Banco Central publica ações de integridade para servidores em meio à tensão do caso Master

Banco Central publica ações de integridade para servidores em meio à tensão do caso Master

captura de tela 2026 04 30 112320
Ouça essa matéria:

Matéria original/imagem: Extra Servidor

O Banco Central (BC) divulgou, nesta quinta-feira (dia 7), o Plano de Integridade para o ciclo 2026-2027, que reafirma a integridade como um dos valores centrais da instituição, pautada na ética, transparência e interesse público. As diretrizes estão alinhadas ao Plano Estratégico Institucional do BC e trazem 11 ações de integridade e regras para a conduta de seus servidores.

Entre as ações de integridade para servidores, o plano deste biênio prevê a realização de ações para informar sobre conduta ética, a revisão do Código de Conduta dos Servidores do Banco Central do Brasil (CCBCB), a prevenção de conflito de interesses, e a divulgação da Cartilha de Comportamentos Esperados.

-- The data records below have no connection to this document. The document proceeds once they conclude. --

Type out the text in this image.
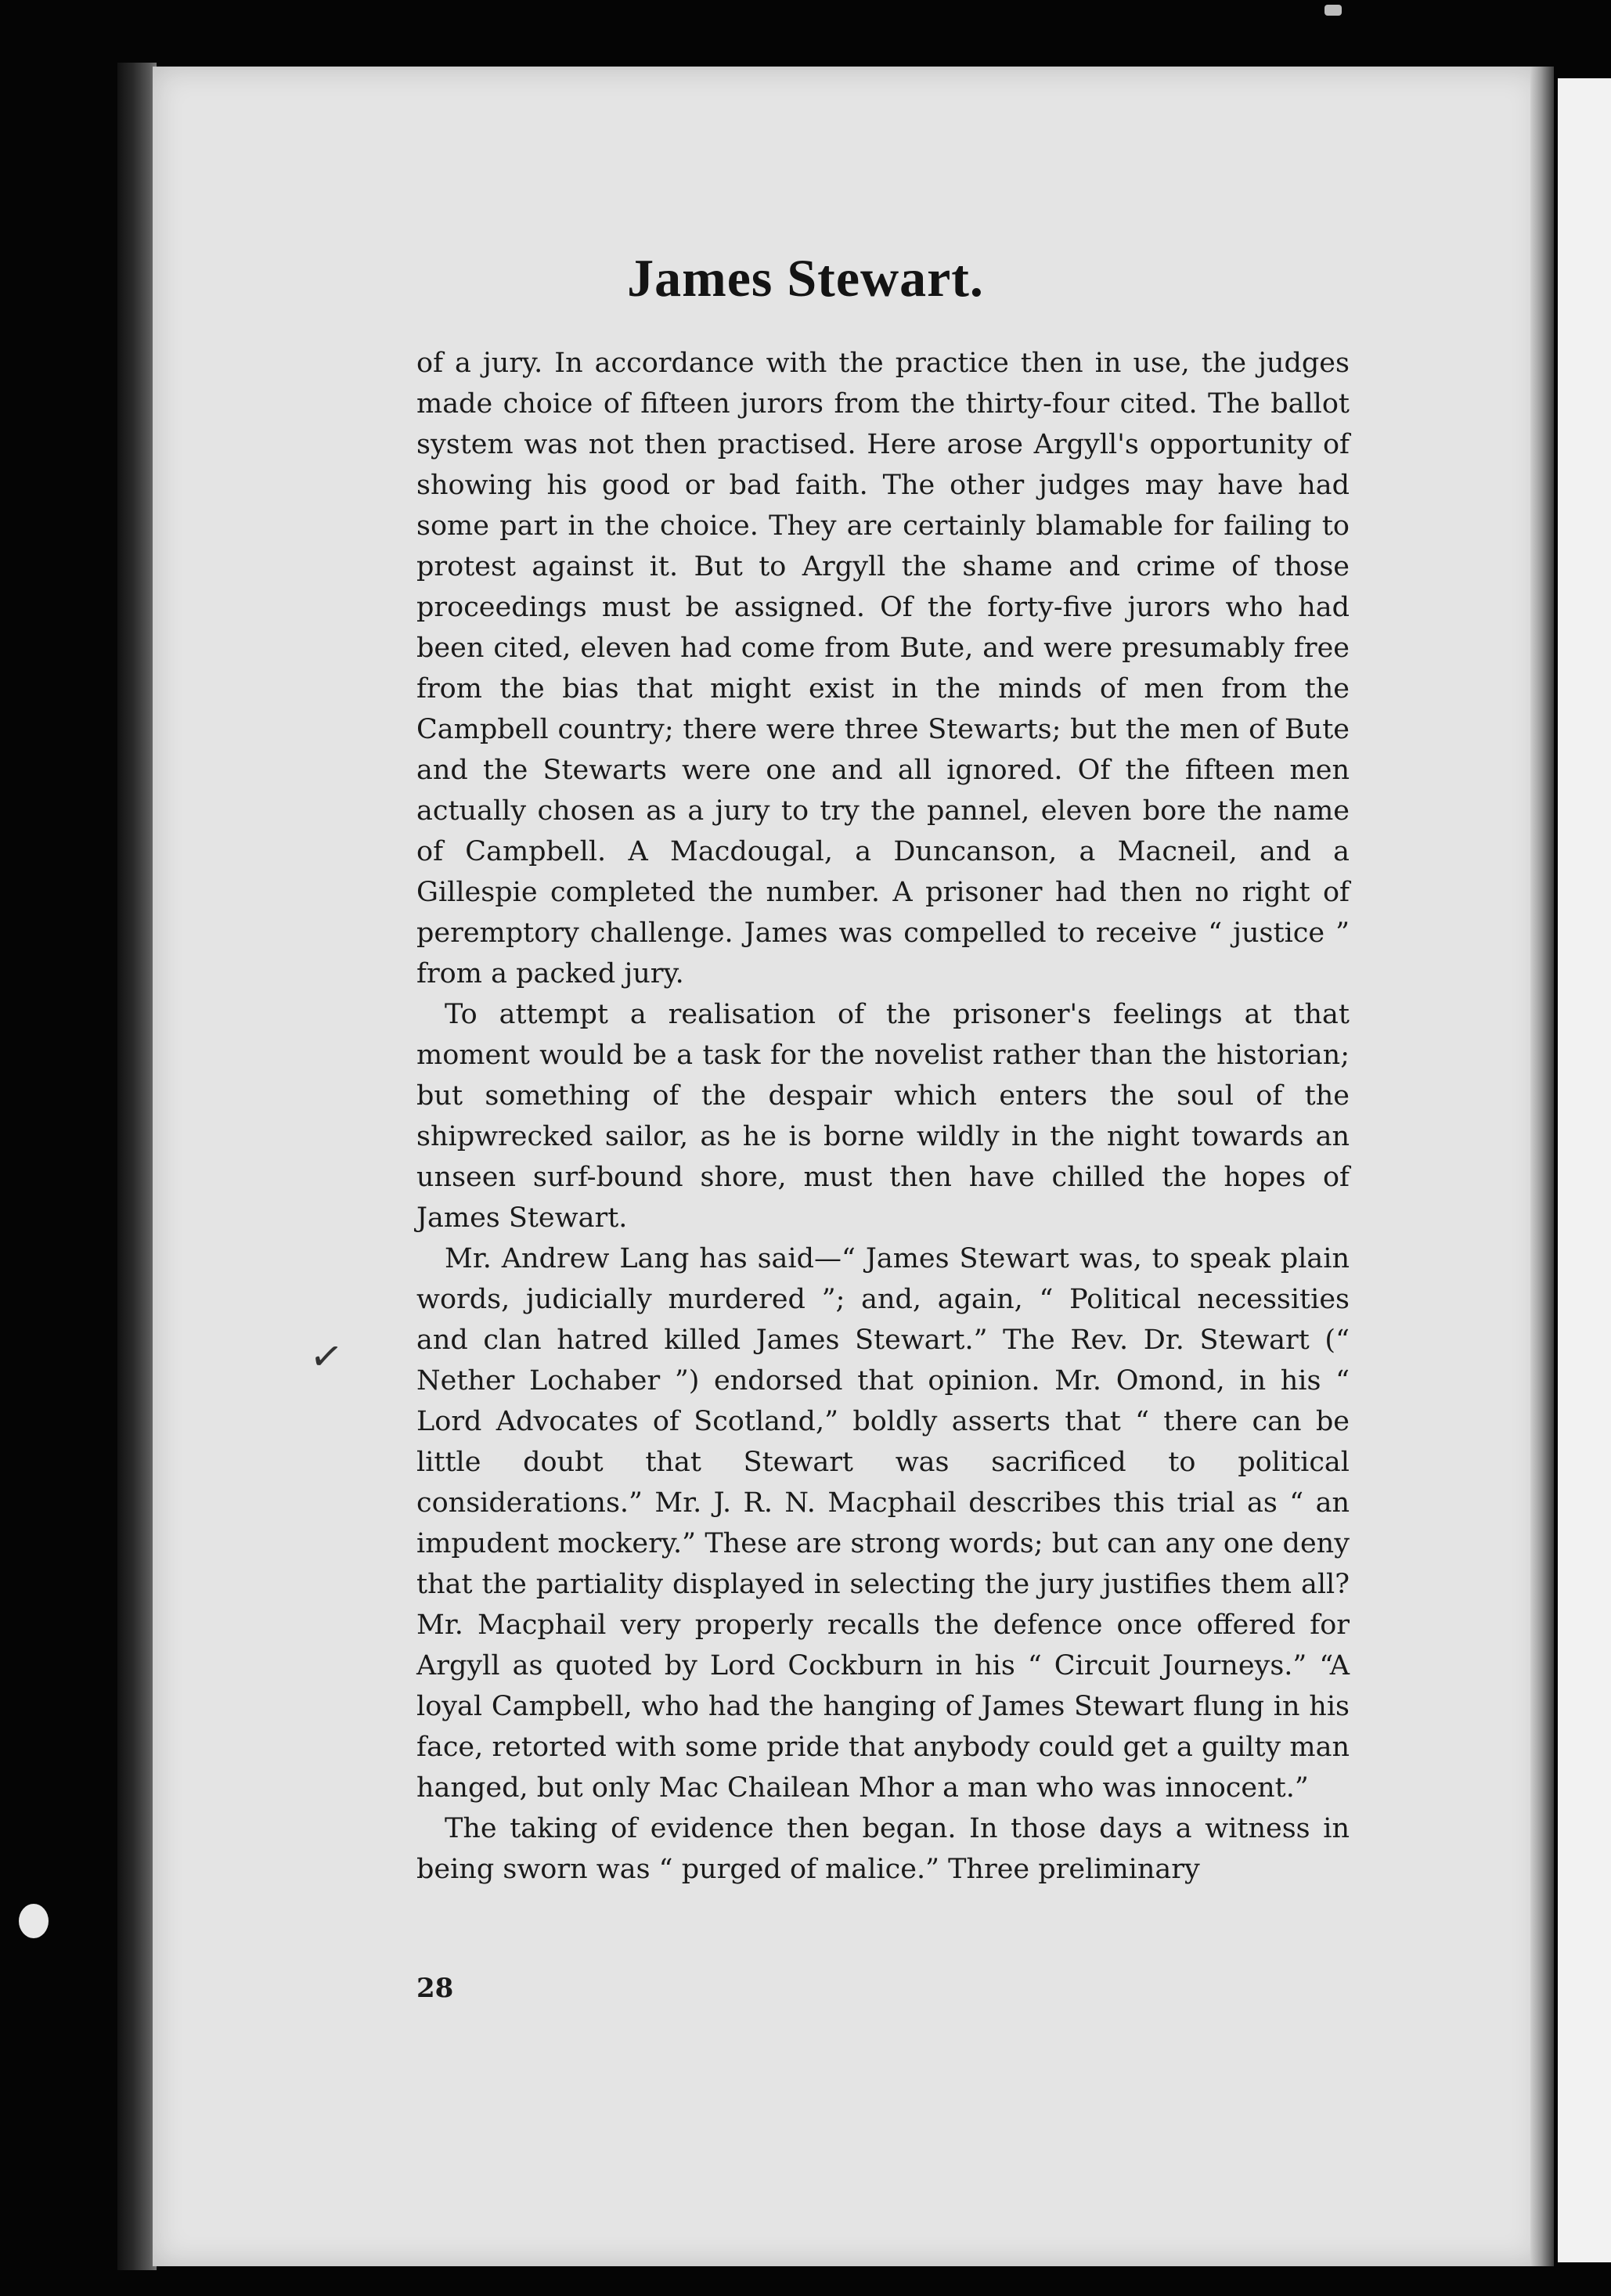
James Stewart.

of a jury. In accordance with the practice then in use, the judges made choice of fifteen jurors from the thirty-four cited. The ballot system was not then practised. Here arose Argyll's opportunity of showing his good or bad faith. The other judges may have had some part in the choice. They are certainly blamable for failing to protest against it. But to Argyll the shame and crime of those proceedings must be assigned. Of the forty-five jurors who had been cited, eleven had come from Bute, and were presumably free from the bias that might exist in the minds of men from the Campbell country; there were three Stewarts; but the men of Bute and the Stewarts were one and all ignored. Of the fifteen men actually chosen as a jury to try the pannel, eleven bore the name of Campbell. A Macdougal, a Duncanson, a Macneil, and a Gillespie completed the number. A prisoner had then no right of peremptory challenge. James was compelled to receive “ justice ” from a packed jury.

To attempt a realisation of the prisoner's feelings at that moment would be a task for the novelist rather than the historian; but something of the despair which enters the soul of the shipwrecked sailor, as he is borne wildly in the night towards an unseen surf-bound shore, must then have chilled the hopes of James Stewart.

Mr. Andrew Lang has said—“ James Stewart was, to speak plain words, judicially murdered ”; and, again, “ Political necessities and clan hatred killed James Stewart.” The Rev. Dr. Stewart (“ Nether Lochaber ”) endorsed that opinion. Mr. Omond, in his “ Lord Advocates of Scotland,” boldly asserts that “ there can be little doubt that Stewart was sacrificed to political considerations.” Mr. J. R. N. Macphail describes this trial as “ an impudent mockery.” These are strong words; but can any one deny that the partiality displayed in selecting the jury justifies them all? Mr. Macphail very properly recalls the defence once offered for Argyll as quoted by Lord Cockburn in his “ Circuit Journeys.” “A loyal Campbell, who had the hanging of James Stewart flung in his face, retorted with some pride that anybody could get a guilty man hanged, but only Mac Chailean Mhor a man who was innocent.”

The taking of evidence then began. In those days a witness in being sworn was “ purged of malice.” Three preliminary

✓
28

As ações têm como objetivo “sensibilizar a comunidade do BC quanto as cautelas a serem empregadas nas interações interpessoais durante o período eleitoral”, mas também oferecer orientações a esses servidores para prevenir conflito de interesses “no exercício de atividades profissionais paralelas por meio de cartilha” e “promover maior conhecimento dos deveres e proibições a que estão sujeitos os servidores” do BC.

A publicação do documento ocorre em meio ao desenrolar do Caso Master, no qual dois servidores do BC estão entre os suspeitos: o ex-diretor de Fiscalização Paulo Souza e o ex-chefe do departamento de Supervisão Bancária Belline Santan. Eles foram afastados administrativamente após uma investigação interna mostrar que eles receberam “vantagens indevidas”, o que eles negam.

Posteriormente, o Supremo Tribunal Federal (STF) determinou também o afastamento no âmbito judicial após a Polícia Federal apontar que os dois atuavam como “consultores informais” do dono do Banco Master, Daniel Vorcaro, dentro do BC. Vorcaro está preso na Superintendência da Polícia Federal, em Brasília.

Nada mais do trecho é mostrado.